On the same day of news that Texas and Oklahoma have reached out to the SEC, Rivals’ Texas site Orangebloods is reporting that the two schools are close to informing the Big 12 that they plan to leave the conference:
A high-level university official informed Orangebloods the expectation is that Texas and Oklahoma would inform the Big 12 as early as next week that both schools intend to decline on extending the existing set of media rights. The contract expires in 2025.
The Orangebloods article follows the bombshell report from Brent Zwerneman of the Houston Chronicle that Texas and Oklahoma reached out to the SEC. If the Longhorns and Sooners are looking to join the SEC upon exiting the Big 12, Texas A&M’s objections may not be able to stop it from happening.

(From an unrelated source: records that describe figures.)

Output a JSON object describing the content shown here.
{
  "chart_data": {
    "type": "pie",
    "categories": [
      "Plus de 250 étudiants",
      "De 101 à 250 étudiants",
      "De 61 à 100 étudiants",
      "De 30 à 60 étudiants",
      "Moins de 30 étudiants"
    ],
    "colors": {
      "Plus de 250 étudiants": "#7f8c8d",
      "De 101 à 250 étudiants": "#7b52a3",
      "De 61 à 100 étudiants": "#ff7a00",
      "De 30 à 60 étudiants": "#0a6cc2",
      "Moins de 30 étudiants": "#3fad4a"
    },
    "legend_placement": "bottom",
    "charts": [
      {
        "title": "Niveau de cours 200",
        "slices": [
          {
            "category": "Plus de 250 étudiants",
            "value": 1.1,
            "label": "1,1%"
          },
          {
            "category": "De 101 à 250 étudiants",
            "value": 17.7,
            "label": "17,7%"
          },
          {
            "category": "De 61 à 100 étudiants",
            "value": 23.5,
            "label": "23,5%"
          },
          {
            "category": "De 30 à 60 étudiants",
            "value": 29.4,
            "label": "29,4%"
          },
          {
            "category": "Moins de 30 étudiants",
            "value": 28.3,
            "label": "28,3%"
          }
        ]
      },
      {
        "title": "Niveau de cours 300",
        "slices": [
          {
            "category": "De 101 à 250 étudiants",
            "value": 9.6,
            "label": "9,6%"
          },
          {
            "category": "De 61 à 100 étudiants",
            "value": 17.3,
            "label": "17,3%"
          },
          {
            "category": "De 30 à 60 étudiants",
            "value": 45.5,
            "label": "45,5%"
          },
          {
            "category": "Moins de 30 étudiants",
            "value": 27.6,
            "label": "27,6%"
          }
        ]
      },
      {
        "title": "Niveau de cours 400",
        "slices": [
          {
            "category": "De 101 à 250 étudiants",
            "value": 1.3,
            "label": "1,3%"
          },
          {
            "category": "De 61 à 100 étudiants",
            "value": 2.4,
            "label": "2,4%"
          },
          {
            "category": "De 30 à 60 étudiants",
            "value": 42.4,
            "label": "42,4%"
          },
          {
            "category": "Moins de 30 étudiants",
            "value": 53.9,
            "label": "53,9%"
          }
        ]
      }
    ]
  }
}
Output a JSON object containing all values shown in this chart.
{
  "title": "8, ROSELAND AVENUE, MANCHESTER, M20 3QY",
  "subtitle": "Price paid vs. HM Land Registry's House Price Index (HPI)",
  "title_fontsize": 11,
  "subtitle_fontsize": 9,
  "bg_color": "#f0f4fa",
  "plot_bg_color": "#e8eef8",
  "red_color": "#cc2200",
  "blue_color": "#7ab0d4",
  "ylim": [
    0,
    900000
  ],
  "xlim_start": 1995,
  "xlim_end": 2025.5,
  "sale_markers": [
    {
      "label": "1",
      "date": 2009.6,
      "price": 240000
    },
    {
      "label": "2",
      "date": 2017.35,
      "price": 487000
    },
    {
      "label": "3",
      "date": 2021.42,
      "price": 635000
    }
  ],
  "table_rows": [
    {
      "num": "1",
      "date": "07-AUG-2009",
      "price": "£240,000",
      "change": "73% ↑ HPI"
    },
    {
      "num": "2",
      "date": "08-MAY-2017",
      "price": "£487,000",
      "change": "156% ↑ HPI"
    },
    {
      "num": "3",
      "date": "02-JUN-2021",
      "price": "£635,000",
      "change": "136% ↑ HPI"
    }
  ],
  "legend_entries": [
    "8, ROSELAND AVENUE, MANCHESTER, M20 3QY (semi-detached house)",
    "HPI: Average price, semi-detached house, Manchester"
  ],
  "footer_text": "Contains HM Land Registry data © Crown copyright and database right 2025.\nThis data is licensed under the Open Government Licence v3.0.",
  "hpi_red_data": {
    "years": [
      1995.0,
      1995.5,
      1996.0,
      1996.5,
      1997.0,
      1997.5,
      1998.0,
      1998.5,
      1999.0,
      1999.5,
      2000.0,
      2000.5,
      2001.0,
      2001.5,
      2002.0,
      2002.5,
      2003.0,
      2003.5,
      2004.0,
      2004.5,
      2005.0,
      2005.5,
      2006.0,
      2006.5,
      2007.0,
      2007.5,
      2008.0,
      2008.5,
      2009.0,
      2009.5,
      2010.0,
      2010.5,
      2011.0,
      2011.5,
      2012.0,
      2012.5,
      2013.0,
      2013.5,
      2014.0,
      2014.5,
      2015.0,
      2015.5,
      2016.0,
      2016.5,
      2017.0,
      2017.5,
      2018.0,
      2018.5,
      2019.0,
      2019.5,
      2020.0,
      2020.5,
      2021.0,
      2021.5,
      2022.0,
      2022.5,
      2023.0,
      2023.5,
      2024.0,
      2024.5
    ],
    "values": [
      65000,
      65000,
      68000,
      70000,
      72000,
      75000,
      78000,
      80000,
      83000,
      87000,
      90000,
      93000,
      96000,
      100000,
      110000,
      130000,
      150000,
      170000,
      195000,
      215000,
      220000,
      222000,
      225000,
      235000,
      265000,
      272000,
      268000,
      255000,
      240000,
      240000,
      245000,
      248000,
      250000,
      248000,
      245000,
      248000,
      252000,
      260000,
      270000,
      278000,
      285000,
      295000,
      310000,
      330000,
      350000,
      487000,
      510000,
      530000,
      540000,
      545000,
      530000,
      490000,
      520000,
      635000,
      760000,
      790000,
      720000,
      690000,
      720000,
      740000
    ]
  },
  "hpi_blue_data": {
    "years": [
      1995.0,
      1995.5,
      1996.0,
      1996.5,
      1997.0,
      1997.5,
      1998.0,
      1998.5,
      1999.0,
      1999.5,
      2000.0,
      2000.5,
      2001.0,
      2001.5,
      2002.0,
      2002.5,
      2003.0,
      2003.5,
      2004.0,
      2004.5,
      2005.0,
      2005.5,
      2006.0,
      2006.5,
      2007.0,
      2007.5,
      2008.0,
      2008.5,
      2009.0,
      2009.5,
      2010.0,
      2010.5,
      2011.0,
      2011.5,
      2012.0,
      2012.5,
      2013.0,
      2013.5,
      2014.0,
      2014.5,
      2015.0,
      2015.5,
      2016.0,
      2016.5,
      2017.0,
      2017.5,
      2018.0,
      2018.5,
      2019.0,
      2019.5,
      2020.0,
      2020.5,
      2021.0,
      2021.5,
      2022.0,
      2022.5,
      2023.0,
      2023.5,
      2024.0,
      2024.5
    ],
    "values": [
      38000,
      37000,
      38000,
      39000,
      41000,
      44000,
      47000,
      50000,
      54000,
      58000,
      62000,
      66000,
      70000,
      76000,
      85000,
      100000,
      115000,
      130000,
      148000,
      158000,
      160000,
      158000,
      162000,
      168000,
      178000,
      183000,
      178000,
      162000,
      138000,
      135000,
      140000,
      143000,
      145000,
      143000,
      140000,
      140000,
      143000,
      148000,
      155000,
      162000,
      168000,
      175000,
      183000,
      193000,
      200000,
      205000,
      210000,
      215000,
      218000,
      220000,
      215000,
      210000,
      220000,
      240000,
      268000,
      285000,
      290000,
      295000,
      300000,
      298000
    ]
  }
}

Pete Thamel of Yahoo Sports tweeted Wednesday evening, “A&M’s very public objections are the strongest, and getting 11 of the 14 votes doesn’t appear to be an issue.” Eleven of the 14 SEC schools have to vote in favor of adding a new school. There was a report that Missouri would also vote against adding Oklahoma and Texas.

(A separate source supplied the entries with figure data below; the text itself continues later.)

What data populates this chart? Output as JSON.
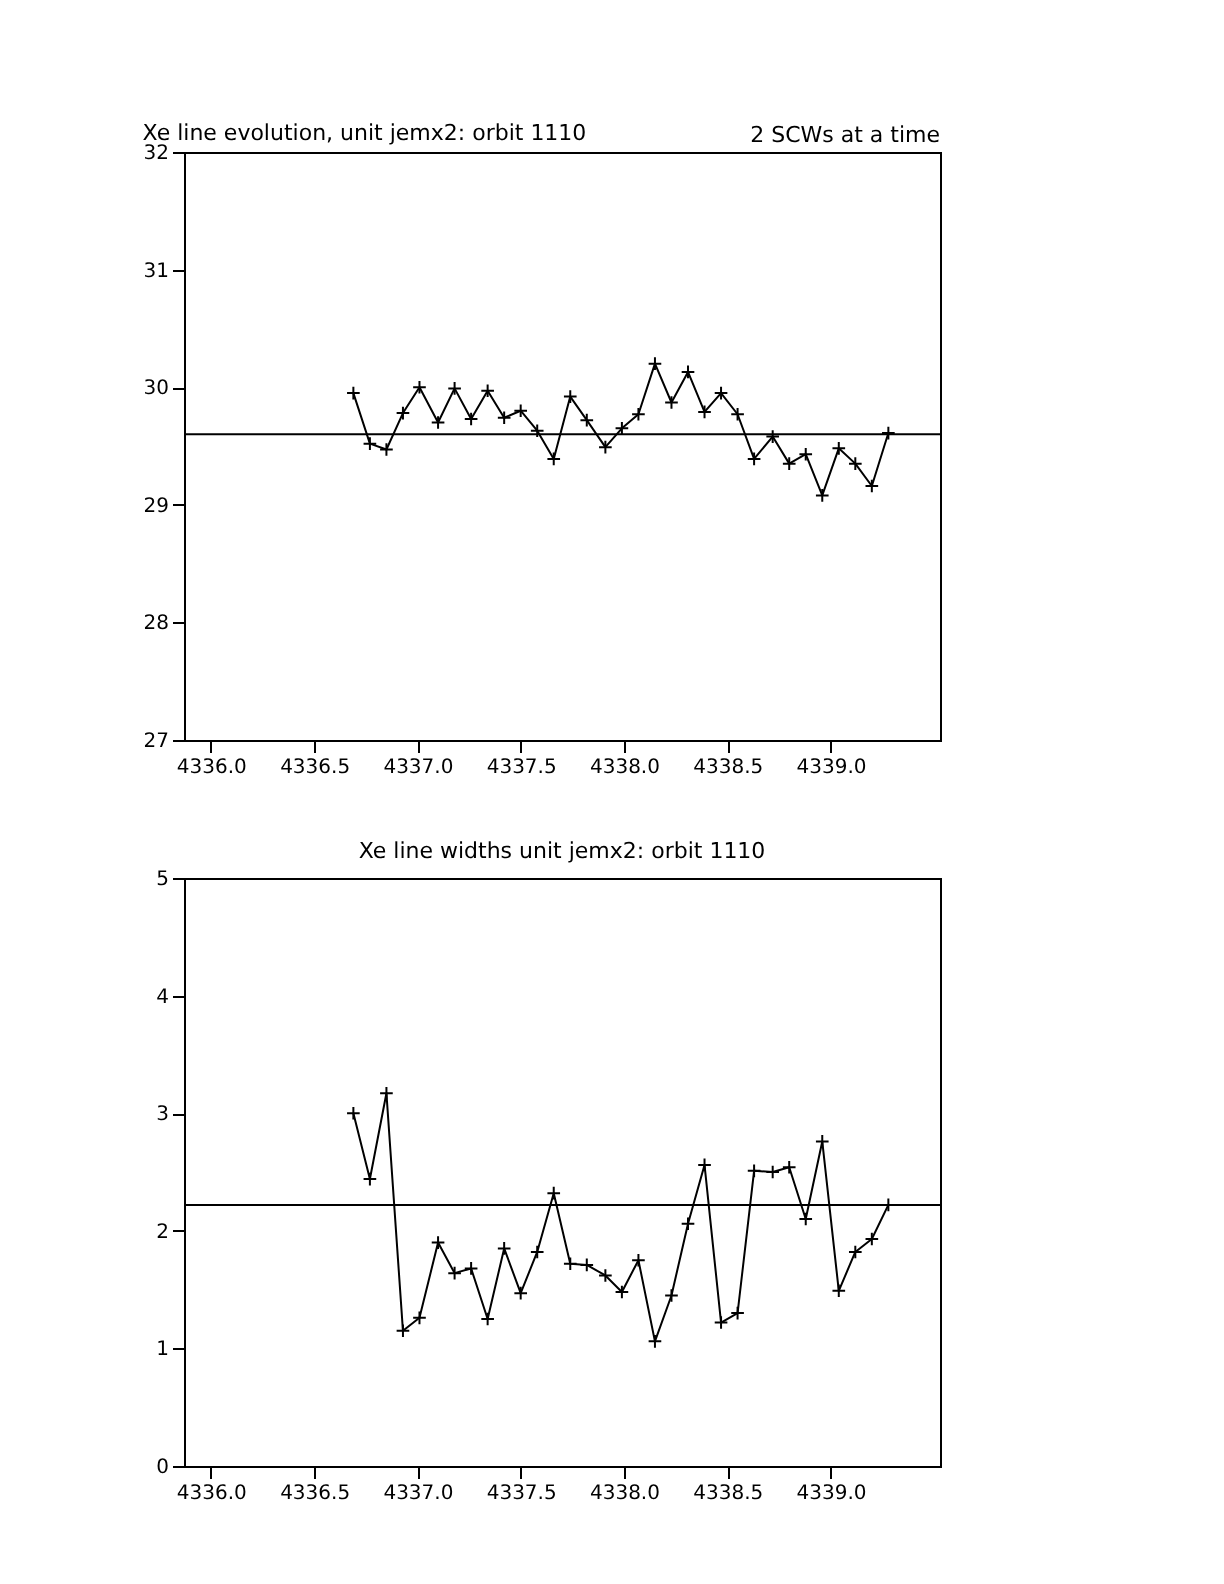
{
  "chart_data": [
    {
      "type": "line",
      "title": "Xe line evolution, unit jemx2: orbit 1110",
      "annotations": [
        "2 SCWs at a time"
      ],
      "x": [
        4336.69,
        4336.77,
        4336.85,
        4336.93,
        4337.01,
        4337.1,
        4337.18,
        4337.26,
        4337.34,
        4337.42,
        4337.5,
        4337.58,
        4337.66,
        4337.74,
        4337.82,
        4337.91,
        4337.99,
        4338.07,
        4338.15,
        4338.23,
        4338.31,
        4338.39,
        4338.47,
        4338.55,
        4338.63,
        4338.72,
        4338.8,
        4338.88,
        4338.96,
        4339.04,
        4339.12,
        4339.2,
        4339.28
      ],
      "series": [
        {
          "color": "#000000",
          "values": [
            29.95,
            29.52,
            29.47,
            29.78,
            30.0,
            29.7,
            29.99,
            29.73,
            29.97,
            29.74,
            29.8,
            29.63,
            29.39,
            29.92,
            29.72,
            29.49,
            29.65,
            29.77,
            30.2,
            29.87,
            30.13,
            29.79,
            29.95,
            29.77,
            29.39,
            29.58,
            29.35,
            29.43,
            29.08,
            29.48,
            29.35,
            29.16,
            29.61
          ]
        }
      ],
      "ref_lines": [
        {
          "axis": "y",
          "value": 29.6,
          "color": "#000000"
        }
      ],
      "xlim": [
        4335.87,
        4339.53
      ],
      "xticks": [
        {
          "value": 4336,
          "label": "4336.0"
        },
        {
          "value": 4336.5,
          "label": "4336.5"
        },
        {
          "value": 4337,
          "label": "4337.0"
        },
        {
          "value": 4337.5,
          "label": "4337.5"
        },
        {
          "value": 4338,
          "label": "4338.0"
        },
        {
          "value": 4338.5,
          "label": "4338.5"
        },
        {
          "value": 4339,
          "label": "4339.0"
        }
      ],
      "ylim": [
        27,
        32
      ],
      "yticks": [
        27,
        28,
        29,
        30,
        31,
        32
      ],
      "grid": false,
      "marker": "cross",
      "line_style": "solid"
    },
    {
      "type": "line",
      "title": "Xe line widths unit jemx2: orbit 1110",
      "x": [
        4336.69,
        4336.77,
        4336.85,
        4336.93,
        4337.01,
        4337.1,
        4337.18,
        4337.26,
        4337.34,
        4337.42,
        4337.5,
        4337.58,
        4337.66,
        4337.74,
        4337.82,
        4337.91,
        4337.99,
        4338.07,
        4338.15,
        4338.23,
        4338.31,
        4338.39,
        4338.47,
        4338.55,
        4338.63,
        4338.72,
        4338.8,
        4338.88,
        4338.96,
        4339.04,
        4339.12,
        4339.2,
        4339.28
      ],
      "series": [
        {
          "color": "#000000",
          "values": [
            3.0,
            2.44,
            3.17,
            1.15,
            1.26,
            1.9,
            1.64,
            1.68,
            1.25,
            1.85,
            1.47,
            1.82,
            2.32,
            1.72,
            1.71,
            1.62,
            1.48,
            1.75,
            1.06,
            1.45,
            2.06,
            2.56,
            1.22,
            1.3,
            2.51,
            2.5,
            2.54,
            2.1,
            2.76,
            1.49,
            1.82,
            1.93,
            2.22
          ]
        }
      ],
      "ref_lines": [
        {
          "axis": "y",
          "value": 2.22,
          "color": "#000000"
        }
      ],
      "xlim": [
        4335.87,
        4339.53
      ],
      "xticks": [
        {
          "value": 4336,
          "label": "4336.0"
        },
        {
          "value": 4336.5,
          "label": "4336.5"
        },
        {
          "value": 4337,
          "label": "4337.0"
        },
        {
          "value": 4337.5,
          "label": "4337.5"
        },
        {
          "value": 4338,
          "label": "4338.0"
        },
        {
          "value": 4338.5,
          "label": "4338.5"
        },
        {
          "value": 4339,
          "label": "4339.0"
        }
      ],
      "ylim": [
        0,
        5
      ],
      "yticks": [
        0,
        1,
        2,
        3,
        4,
        5
      ],
      "grid": false,
      "marker": "cross",
      "line_style": "solid"
    }
  ]
}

Texas A&M AD Ross Bjork told Paul Finebaum on Wednesday afternoon that one of the reasons Texas A&M left the Big 12 for the SEC was wanting to have a “standalone identity” in the state of Texas.
“The SEC has been a perfect fit for us,” Bjork said on the show. “We want to maintain that same identity. Perhaps there’s a reason that Texas and Oklahoma are looking around – if that’s the case.”
Bjork added, “We love being in the SEC. We love being the only (SEC) program in the state of Texas. We’re going to maintain that position, but we’re also going to make sure that we are a leader in college athletics and we’ll see what the future holds.”
The Orangebloods reports adds that Texas’ move to the SEC would signal the end of the Longhorn Network “and that the school has come to terms with this.” The article also mentions the possibility of LHN “folding into” the SEC Network.